CKKO-FM
- Kelowna, British Columbia; Canada;
- Broadcast area: Okanagan Valley
- Frequency: 96.3 MHz
- Branding: K 96.3

Programming
- Format: Classic rock

Ownership
- Owner: Stingray Group

History
- First air date: November 4, 2008
- Call sign meaning: Kelowna Okanagan

Technical information
- Class: B
- ERP: 10,000 watts (average) 31,000 watts (peak)
- HAAT: 130.8 metres (429 ft)

Links
- Website: k963.ca

= CKKO-FM =

Radio station in Kelowna, British Columbia

CKKO-FM is a Canadian radio station that broadcasts a classic rock format on 96.3 FM in Kelowna, British Columbia.

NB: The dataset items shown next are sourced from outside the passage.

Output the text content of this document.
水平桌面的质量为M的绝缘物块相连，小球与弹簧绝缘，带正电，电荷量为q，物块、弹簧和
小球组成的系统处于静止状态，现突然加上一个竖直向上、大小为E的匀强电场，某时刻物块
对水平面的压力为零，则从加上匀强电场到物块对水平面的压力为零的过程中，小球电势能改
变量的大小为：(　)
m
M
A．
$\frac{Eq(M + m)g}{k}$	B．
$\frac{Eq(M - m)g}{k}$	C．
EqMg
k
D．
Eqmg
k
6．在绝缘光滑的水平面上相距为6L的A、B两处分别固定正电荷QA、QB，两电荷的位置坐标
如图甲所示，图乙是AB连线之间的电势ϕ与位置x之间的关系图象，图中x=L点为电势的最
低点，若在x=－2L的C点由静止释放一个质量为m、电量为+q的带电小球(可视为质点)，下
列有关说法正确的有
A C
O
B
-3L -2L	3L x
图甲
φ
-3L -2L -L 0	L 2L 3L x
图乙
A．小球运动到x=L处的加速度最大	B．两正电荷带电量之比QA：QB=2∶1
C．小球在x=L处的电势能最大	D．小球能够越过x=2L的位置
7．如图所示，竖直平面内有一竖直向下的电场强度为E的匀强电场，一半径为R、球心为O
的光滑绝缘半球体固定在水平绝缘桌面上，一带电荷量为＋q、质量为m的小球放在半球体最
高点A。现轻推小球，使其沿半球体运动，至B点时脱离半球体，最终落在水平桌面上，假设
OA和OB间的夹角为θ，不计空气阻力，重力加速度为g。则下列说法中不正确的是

The station uses the on-air branding K 96.3 and the slogan "Kelowna's Classic Rock".

Originally owned by Sun Country Cablevision and currently owned by Stingray Group, the station was licensed on March 14, 2008. The station officially launched on November 4, 2008, playing the song "You Ain't Seen Nothin' Yet" by Bachman-Turner Overdrive.

On February 26, 2009, Sun Country Radio Ltd. received CRTC approval to acquire the assets of the radio programming undertaking CKKO-FM Kelowna from Sun Country Cablevision Ltd.

On July 12, 2013, Newcap was denied a licence to change the authorized contours of CKKO by relocating its transmitter to a site on top of Okanagan Mountain and by changing its transmitter class from B to C and its average effective radiated power (ERP) from 10,000 to 6,300 watts (directional antenna with a decrease in maximum ERP from 31,000 to 14,100 watts and an increase in the effective height of the antenna above average terrain from 130.8 to 793 metres). The denial was because the station would focus more on the nearby city of Penticton, where it would compete with other stations in that market, while losing its focus on Kelowna. In addition, the CRTC felt that it would give an unfair advantage in that market, with Newcap already owning CIGV-FM in Penticton.